Set just after the end of World War II in 1945, John Sturges’ Bad Day at Black Rock is a suspenseful drama, film noir and a western. Based on the short story “Bad Time at Hondo” by Howard Breslin and adapted by Don McGuire, the film delivers an unmistakable message concerning the scourge of racial prejudice.
Spencer Tracy stars as one-armed John Macreedy. He arrives in the shabby desert town of Black Rock by via express train. Not accustomed to visitors (this is only the second time in four years the train has stopped there), residents are anything but warm, giving John the cold shoulder, making it clear that outsiders aren’t welcome in Black Rock. Wearing a black suit and missing his left arm, Macreedy is even further from the norm. While we know Macreedy has come to Black Rock with a specific purpose, exactly what isn’t immediately clear. Certain pieces of information begin to clarify things: we learn of a missing Japanese man, Macreedy’s World War II service (where he lost his arm) and a burned down house in town. It soon becomes clear that almost everyone in Black Rock has something to hide.
Black Rock is controlled by rancher Reno Smith (Robert Ryan) and his two thugs Coley Trimble (Ernest Borgnine) and Hector David (Lee Marvin). All three men are physically intimidating, constantly in Macreedy’s face. Smith and his thugs power comes from not allowing outsiders into their lives. Smith will do whatever it takes to maintain the status quo. Sturges and director William Mellor (A Place in the Sun, Giant) further emphasize both Macreedy ‘s outsider status and Black Rock’s isolation from the bigger world with virtually no close-up shots. Viewers see from the hat to the boot of nearly every character.
Nominated for an Oscar, Millard Kaufman’s script is tight and methodical. Released in 1955, Bad Day at Black Rock was one of the first Hollywood films to directly address World War II internment of Japanese-American citizens, an action fueled by prejudice and mistrust. At one point, Smith refers to the Japanese as “mad dogs,” reinforcing their status as less than human and validating locking them up.
While it’s a stretch to except Spencer Tracy as a World War II veteran (he was 55 during filming, but looked older), he embodies Macreedy with his usual dose of noble strength. Only using his physical strength when absolutely necessary, he relies on his wry sense of humor to get under the skin of his adversaries. Macreedy is a man-on-a-mission, but he also wants to get out of Black Rock alive.
Warner Archive has produced some impressive Blu-ray’s and Bad Day at Black Rock is no exception. Presented in its original Cinemascope 2.55:1 aspect ratio, this 1080p transfer offers strong image detail and noticeable textures throughout. The film’s earthy color palette looks fresh, extenuating the cinematography. The print is clean and digital manipulation is a no-show.

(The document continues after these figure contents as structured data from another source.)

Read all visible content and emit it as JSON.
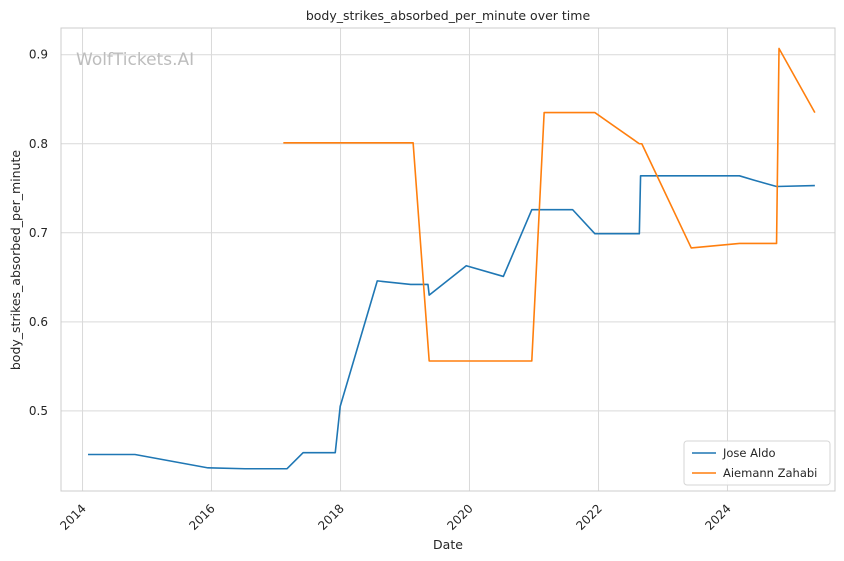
{
  "watermark": "WolfTickets.AI",
  "chart_data": {
    "type": "line",
    "title": "body_strikes_absorbed_per_minute over time",
    "xlabel": "Date",
    "ylabel": "body_strikes_absorbed_per_minute",
    "x_ticks": [
      "2014",
      "2016",
      "2018",
      "2020",
      "2022",
      "2024"
    ],
    "y_ticks": [
      "0.5",
      "0.6",
      "0.7",
      "0.8",
      "0.9"
    ],
    "xlim": [
      "2013-09-01",
      "2025-09-01"
    ],
    "ylim": [
      0.41,
      0.93
    ],
    "grid": true,
    "legend_position": "lower-right",
    "series": [
      {
        "name": "Jose Aldo",
        "color": "#1f77b4",
        "points": [
          [
            "2014-02-01",
            0.451
          ],
          [
            "2014-10-25",
            0.451
          ],
          [
            "2015-12-12",
            0.436
          ],
          [
            "2016-07-09",
            0.435
          ],
          [
            "2017-03-04",
            0.435
          ],
          [
            "2017-06-03",
            0.453
          ],
          [
            "2017-12-02",
            0.453
          ],
          [
            "2017-12-30",
            0.505
          ],
          [
            "2018-07-28",
            0.646
          ],
          [
            "2019-02-02",
            0.642
          ],
          [
            "2019-05-11",
            0.642
          ],
          [
            "2019-05-18",
            0.63
          ],
          [
            "2019-12-14",
            0.663
          ],
          [
            "2020-07-11",
            0.651
          ],
          [
            "2020-12-19",
            0.726
          ],
          [
            "2021-08-07",
            0.726
          ],
          [
            "2021-12-11",
            0.699
          ],
          [
            "2022-08-20",
            0.699
          ],
          [
            "2022-08-27",
            0.764
          ],
          [
            "2024-03-09",
            0.764
          ],
          [
            "2024-06-01",
            0.759
          ],
          [
            "2024-10-05",
            0.752
          ],
          [
            "2025-05-10",
            0.753
          ]
        ]
      },
      {
        "name": "Aiemann Zahabi",
        "color": "#ff7f0e",
        "points": [
          [
            "2017-02-11",
            0.801
          ],
          [
            "2019-02-16",
            0.801
          ],
          [
            "2019-05-18",
            0.556
          ],
          [
            "2020-12-19",
            0.556
          ],
          [
            "2021-02-27",
            0.835
          ],
          [
            "2021-12-11",
            0.835
          ],
          [
            "2022-08-20",
            0.8
          ],
          [
            "2022-09-03",
            0.8
          ],
          [
            "2023-06-10",
            0.683
          ],
          [
            "2024-03-09",
            0.688
          ],
          [
            "2024-10-05",
            0.688
          ],
          [
            "2024-10-19",
            0.907
          ],
          [
            "2025-05-10",
            0.835
          ]
        ]
      }
    ]
  }
}
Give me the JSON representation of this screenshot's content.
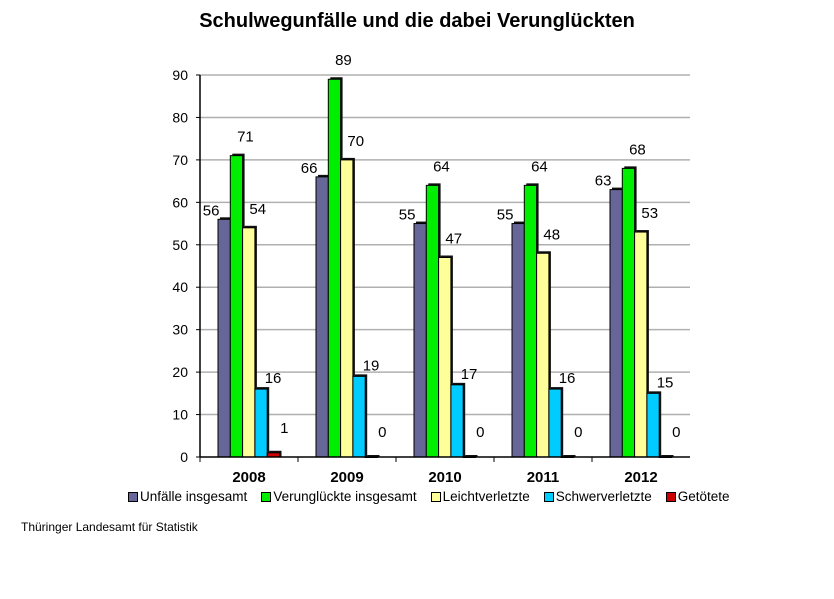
{
  "chart_data": {
    "type": "bar",
    "title": "Schulwegunfälle und die dabei Verunglückten",
    "xlabel": "",
    "ylabel": "",
    "ylim": [
      0,
      90
    ],
    "yticks": [
      0,
      10,
      20,
      30,
      40,
      50,
      60,
      70,
      80,
      90
    ],
    "grid": true,
    "legend": "bottom",
    "categories": [
      "2008",
      "2009",
      "2010",
      "2011",
      "2012"
    ],
    "series": [
      {
        "name": "Unfälle insgesamt",
        "color": "#666699",
        "values": [
          56,
          66,
          55,
          55,
          63
        ]
      },
      {
        "name": "Verunglückte insgesamt",
        "color": "#00ee00",
        "values": [
          71,
          89,
          64,
          64,
          68
        ]
      },
      {
        "name": "Leichtverletzte",
        "color": "#ffff99",
        "values": [
          54,
          70,
          47,
          48,
          53
        ]
      },
      {
        "name": "Schwerverletzte",
        "color": "#00ccff",
        "values": [
          16,
          19,
          17,
          16,
          15
        ]
      },
      {
        "name": "Getötete",
        "color": "#cc0000",
        "values": [
          1,
          0,
          0,
          0,
          0
        ]
      }
    ]
  },
  "source": "Thüringer Landesamt für Statistik"
}
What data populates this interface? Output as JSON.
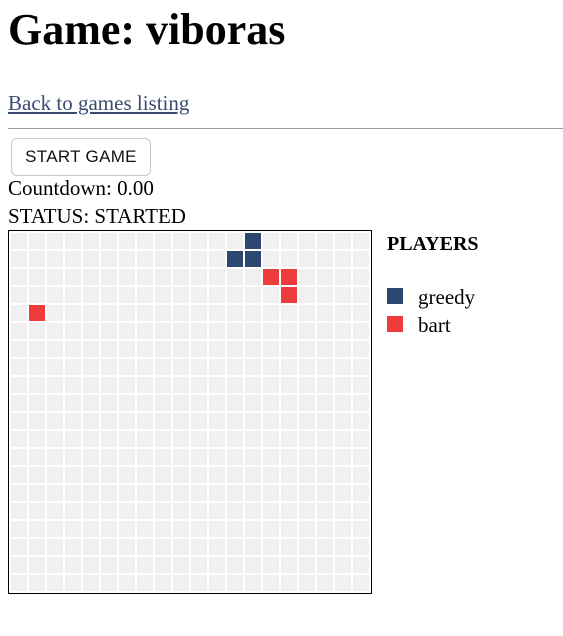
{
  "page": {
    "title": "Game: viboras",
    "back_link": "Back to games listing"
  },
  "controls": {
    "start_label": "START GAME"
  },
  "info": {
    "countdown": "Countdown: 0.00",
    "status": "STATUS: STARTED"
  },
  "board": {
    "cols": 20,
    "rows": 20,
    "empty_color": "#f0f0f0",
    "cells": [
      {
        "col": 13,
        "row": 0,
        "player": 0
      },
      {
        "col": 12,
        "row": 1,
        "player": 0
      },
      {
        "col": 13,
        "row": 1,
        "player": 0
      },
      {
        "col": 14,
        "row": 2,
        "player": 1
      },
      {
        "col": 15,
        "row": 2,
        "player": 1
      },
      {
        "col": 15,
        "row": 3,
        "player": 1
      },
      {
        "col": 1,
        "row": 4,
        "player": 1
      }
    ]
  },
  "players": {
    "title": "PLAYERS",
    "list": [
      {
        "name": "greedy",
        "color": "#2c4770"
      },
      {
        "name": "bart",
        "color": "#ee3b3b"
      }
    ]
  }
}
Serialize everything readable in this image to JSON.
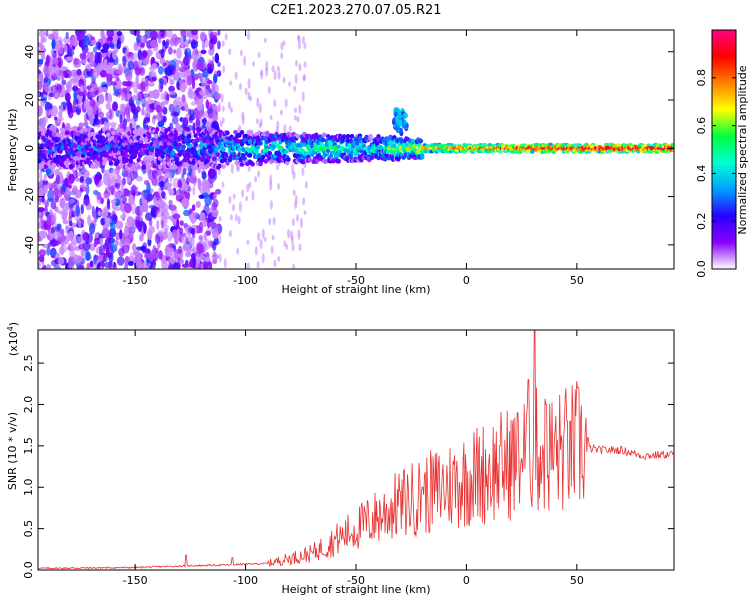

Bad Day at Black Rock’s DTS-HD Master Audio 2.0 track is crisp throughout. Notably, André Previn’s score is given wonderful separation with this new lossless presentation. Beyond that, dialogue is clear and concise.
English subtitles are included.
The following extras have been ported over from the 2005 DVD:
- Audio Commentary with Film Historian Dana Polan: Polan discusses the film’s themes in a rather academic but fascinating manner. He also offers some insight into John Sturges’ directing style and technique.